Tamale, Sept 29, GNA - The Centre for Information, Technologies, Research and Development (CITRED), a communication consultancy, has selected eight Senior Secondary Schools in the Northern Region for training in computer literacy.
The beneficiaries are the Ghana Secondary School, St. Charles Secondary School, Islamic Secondary School, Vitting Secondary/Technical School, Kalpohin Secondary School, Saboba Secondary School, Dagbon State Secondary School and Nakpanduri Business Secondary School. Mr Jonnie Akakpo, Team leader of CITRED, announced this in Tamale on Wednesday at the launch of a UNESCO/Information for All Programme (IFAP) on the Information and Communication Technology Project (ICT) for Senior Secondary Schools in the region.

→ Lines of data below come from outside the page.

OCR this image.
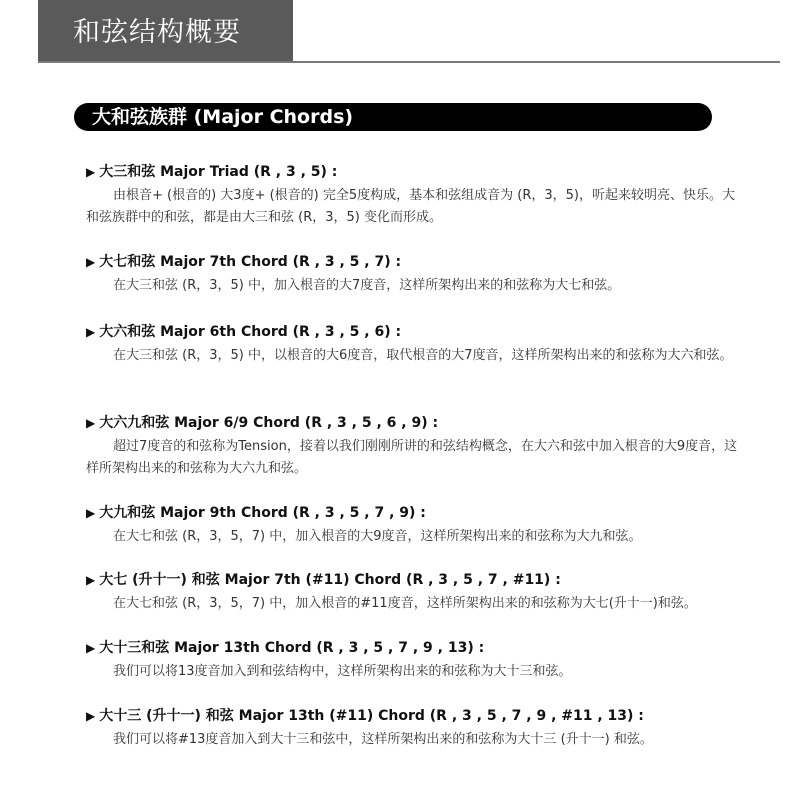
和弦结构概要
大和弦族群 (Major Chords)
▶ 大三和弦 Major Triad (R , 3 , 5) :
由根音+ (根音的) 大3度+ (根音的) 完全5度构成，基本和弦组成音为 (R，3，5)，听起来较明亮、快乐。大和弦族群中的和弦，都是由大三和弦 (R，3，5) 变化而形成。
▶ 大七和弦 Major 7th Chord (R , 3 , 5 , 7) :
在大三和弦 (R，3，5) 中，加入根音的大7度音，这样所架构出来的和弦称为大七和弦。
▶ 大六和弦 Major 6th Chord (R , 3 , 5 , 6) :
在大三和弦 (R，3，5) 中，以根音的大6度音，取代根音的大7度音，这样所架构出来的和弦称为大六和弦。
▶ 大六九和弦 Major 6/9 Chord (R , 3 , 5 , 6 , 9) :
超过7度音的和弦称为Tension，接着以我们刚刚所讲的和弦结构概念，在大六和弦中加入根音的大9度音，这样所架构出来的和弦称为大六九和弦。
▶ 大九和弦 Major 9th Chord (R , 3 , 5 , 7 , 9) :
在大七和弦 (R，3，5，7) 中，加入根音的大9度音，这样所架构出来的和弦称为大九和弦。
▶ 大七 (升十一) 和弦 Major 7th (#11) Chord (R , 3 , 5 , 7 , #11) :
在大七和弦 (R，3，5，7) 中，加入根音的#11度音，这样所架构出来的和弦称为大七(升十一)和弦。
▶ 大十三和弦 Major 13th Chord (R , 3 , 5 , 7 , 9 , 13) :
我们可以将13度音加入到和弦结构中，这样所架构出来的和弦称为大十三和弦。
▶ 大十三 (升十一) 和弦 Major 13th (#11) Chord (R , 3 , 5 , 7 , 9 , #11 , 13) :
我们可以将#13度音加入到大十三和弦中，这样所架构出来的和弦称为大十三 (升十一) 和弦。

Mr Akakpo said the project, which the UNESCO/IFAP were funding, had selected 10 promising students, two teachers, and a librarian from each of the schools to train them in keyboard skills, E-learning and computers/internet spanning mathematics, science, health and the environment among other subjects.

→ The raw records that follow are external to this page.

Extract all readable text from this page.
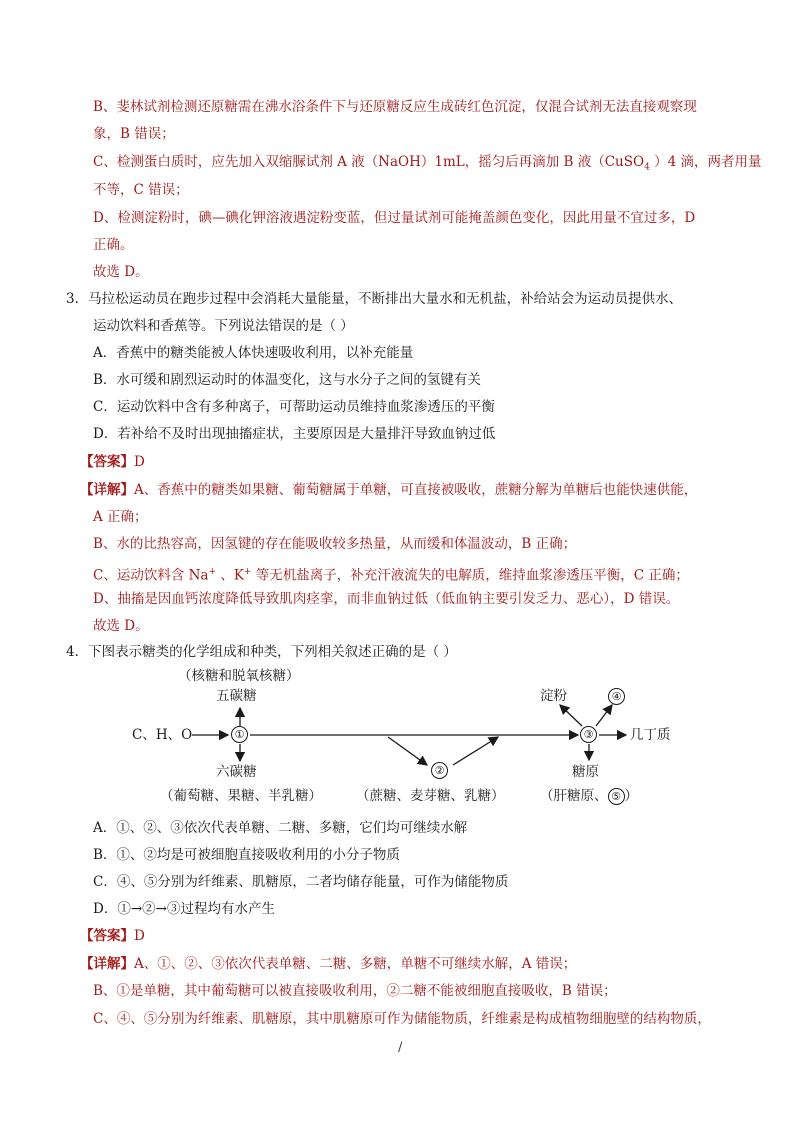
B、斐林试剂检测还原糖需在沸水浴条件下与还原糖反应生成砖红色沉淀，仅混合试剂无法直接观察现
象，B 错误；
C、检测蛋白质时，应先加入双缩脲试剂 A 液（NaOH）1mL，摇匀后再滴加 B 液（CuSO$_4$ ）4 滴，两者用量
不等，C 错误；
D、检测淀粉时，碘—碘化钾溶液遇淀粉变蓝，但过量试剂可能掩盖颜色变化，因此用量不宜过多，D
正确。
故选 D。
3．马拉松运动员在跑步过程中会消耗大量能量，不断排出大量水和无机盐，补给站会为运动员提供水、
运动饮料和香蕉等。下列说法错误的是（ ）
A．香蕉中的糖类能被人体快速吸收利用，以补充能量
B．水可缓和剧烈运动时的体温变化，这与水分子之间的氢键有关
C．运动饮料中含有多种离子，可帮助运动员维持血浆渗透压的平衡
D．若补给不及时出现抽搐症状，主要原因是大量排汗导致血钠过低
【答案】D
【详解】A、香蕉中的糖类如果糖、葡萄糖属于单糖，可直接被吸收，蔗糖分解为单糖后也能快速供能，
A 正确；
B、水的比热容高，因氢键的存在能吸收较多热量，从而缓和体温波动，B 正确；
C、运动饮料含 Na+ 、K+ 等无机盐离子，补充汗液流失的电解质，维持血浆渗透压平衡，C 正确；
D、抽搐是因血钙浓度降低导致肌肉痉挛，而非血钠过低（低血钠主要引发乏力、恶心），D 错误。
故选 D。
4．下图表示糖类的化学组成和种类，下列相关叙述正确的是（ ）
（核糖和脱氧核糖）
五碳糖
C、H、O	①
六碳糖
（葡萄糖、果糖、半乳糖）
②
（蔗糖、麦芽糖、乳糖）
③
淀粉	④
几丁质
糖原
（肝糖原、 ⑤ ）
A．①、②、③依次代表单糖、二糖、多糖，它们均可继续水解
B．①、②均是可被细胞直接吸收利用的小分子物质
C．④、⑤分别为纤维素、肌糖原，二者均储存能量，可作为储能物质
D．①→②→③过程均有水产生
【答案】D
【详解】A、①、②、③依次代表单糖、二糖、多糖，单糖不可继续水解，A 错误；
B、①是单糖，其中葡萄糖可以被直接吸收利用，②二糖不能被细胞直接吸收，B 错误；
C、④、⑤分别为纤维素、肌糖原，其中肌糖原可作为储能物质，纤维素是构成植物细胞壁的结构物质，
/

The project would also create a platform for the schools to network, share ideas, experiences and challenges.
Mr Akakpo said quality education was fundamental to addressing development problems and bridging the information gap between the information rich and poor countries.
He said there was an urgent need to provide education that would go beyond teaching basic literacy and numeric skills. "It is in this light that education must help to build higher order cognitive abilities, strengthen processes of inquiry, engender collaborative problem solving and prepare people to compete in the global market and become productive members of democracies, he said. Mr Akakpo said computers and the Internet should enhance student-focused education, which encourages and facilitates learners' discovery and knowledge creation rather than conventional teacher-centred delivery of facts."

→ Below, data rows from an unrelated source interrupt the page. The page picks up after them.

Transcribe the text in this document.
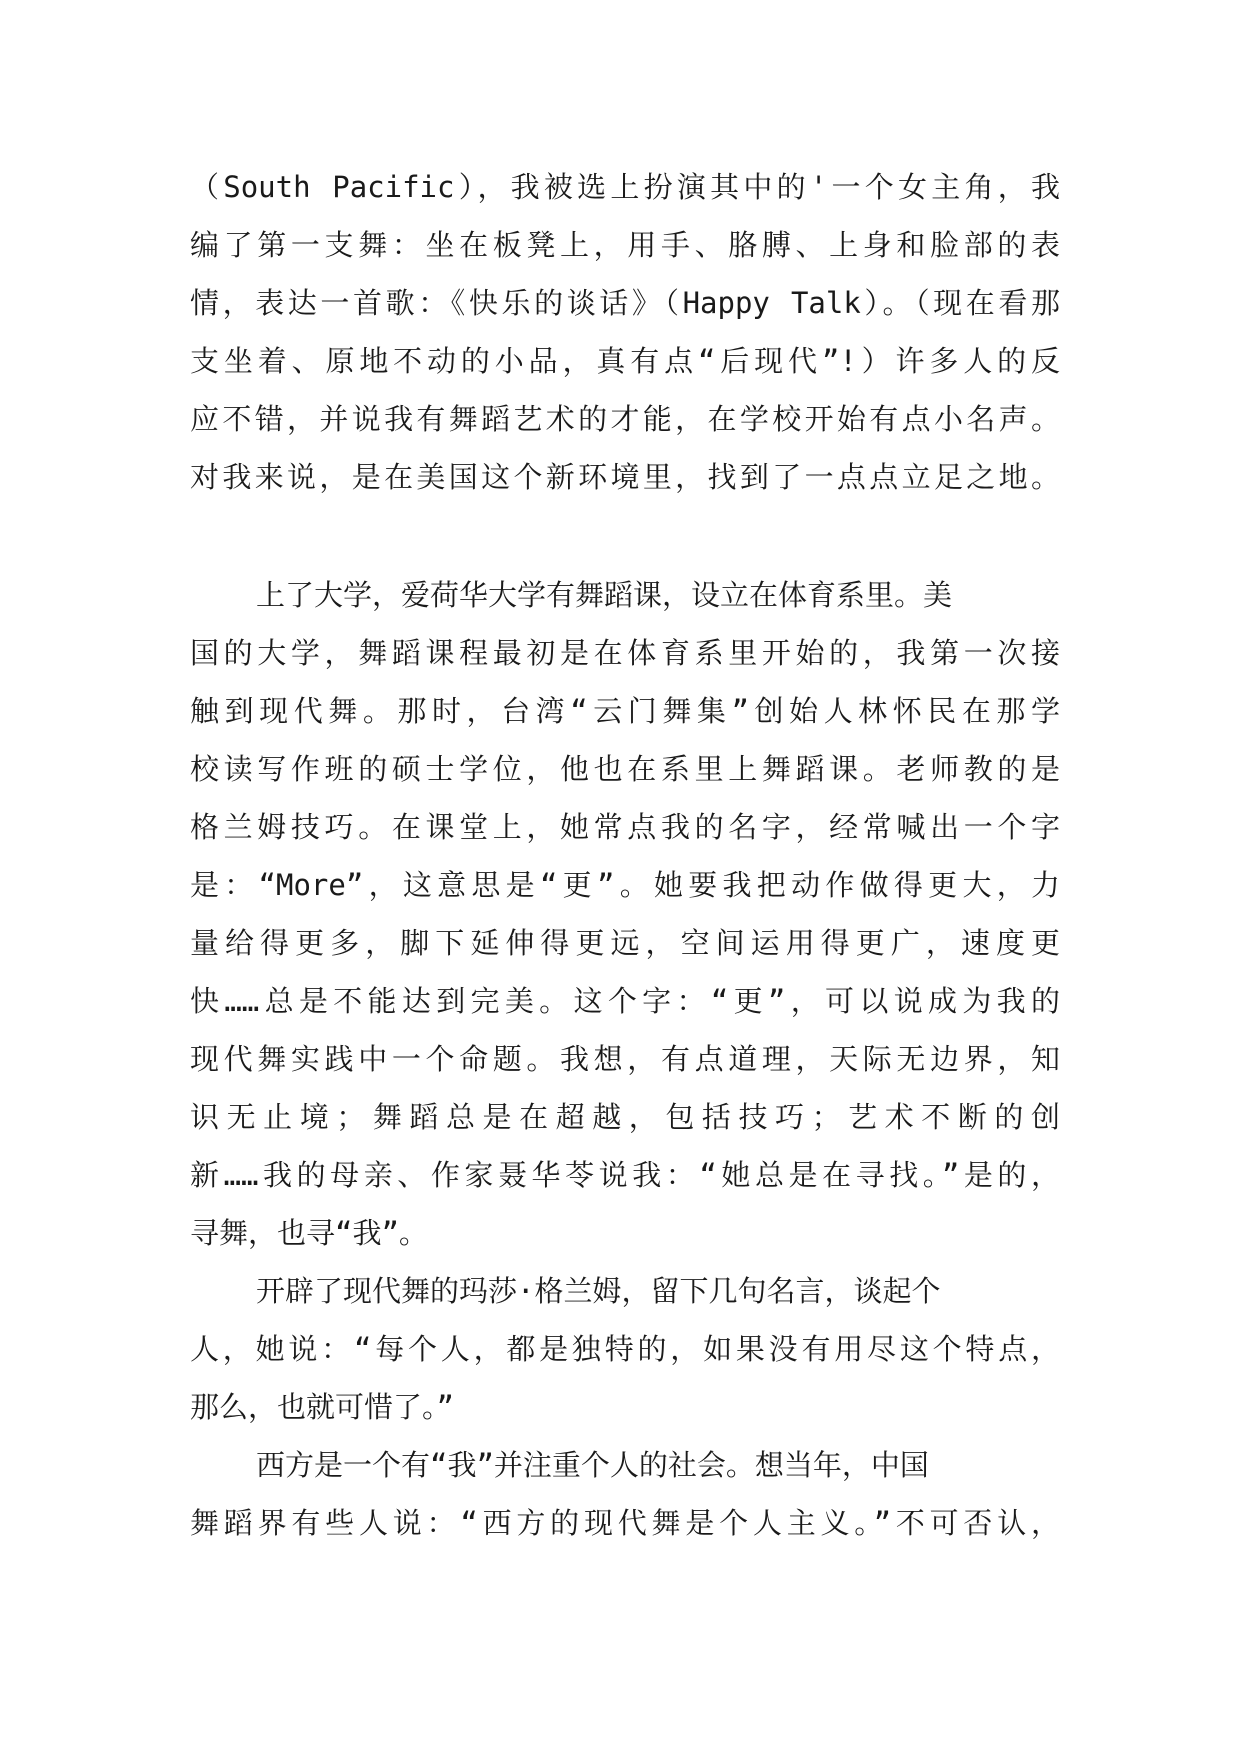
（South Pacific），我被选上扮演其中的'一个女主角，我
编了第一支舞：坐在板凳上，用手、胳膊、上身和脸部的表
情，表达一首歌：《快乐的谈话》（Happy Talk）。（现在看那
支坐着、原地不动的小品，真有点“后现代”!）许多人的反
应不错，并说我有舞蹈艺术的才能，在学校开始有点小名声。
对我来说，是在美国这个新环境里，找到了一点点立足之地。
上了大学，爱荷华大学有舞蹈课，设立在体育系里。美
国的大学，舞蹈课程最初是在体育系里开始的，我第一次接
触到现代舞。那时，台湾“云门舞集”创始人林怀民在那学
校读写作班的硕士学位，他也在系里上舞蹈课。老师教的是
格兰姆技巧。在课堂上，她常点我的名字，经常喊出一个字
是：“More”，这意思是“更”。她要我把动作做得更大，力
量给得更多，脚下延伸得更远，空间运用得更广，速度更
快……总是不能达到完美。这个字：“更”，可以说成为我的
现代舞实践中一个命题。我想，有点道理，天际无边界，知
识无止境；舞蹈总是在超越，包括技巧；艺术不断的创
新……我的母亲、作家聂华苓说我：“她总是在寻找。”是的，
寻舞，也寻“我”。
开辟了现代舞的玛莎·格兰姆，留下几句名言，谈起个
人，她说：“每个人，都是独特的，如果没有用尽这个特点，
那么，也就可惜了。”
西方是一个有“我”并注重个人的社会。想当年，中国
舞蹈界有些人说：“西方的现代舞是个人主义。”不可否认，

Mr Mohammed Baba, Tamale Metropolitan Coordinating Director, said information had now become the dominant factor that would determine the progress of every nation and for Ghana not to be left behind there was the need for the country to embark on a vigorous ICT training. Mr Baba commended CITRED and UNESCO for including teachers and librarians in the project and gave the assurance that as the Assembly was already funding Science, Technology and Mathematics Education (STME) clinics, it would equally fund the study of ICT in schools. Mr Chikpah Demuyakor, Northern Regional Director of Education, urged students to take ICT seriously.
He held that if the youth mastered the ICT, they would become computer experts and help "dismantle the shackles of poverty tormenting Ghanaians, possibly through the export of the expertise to other countries".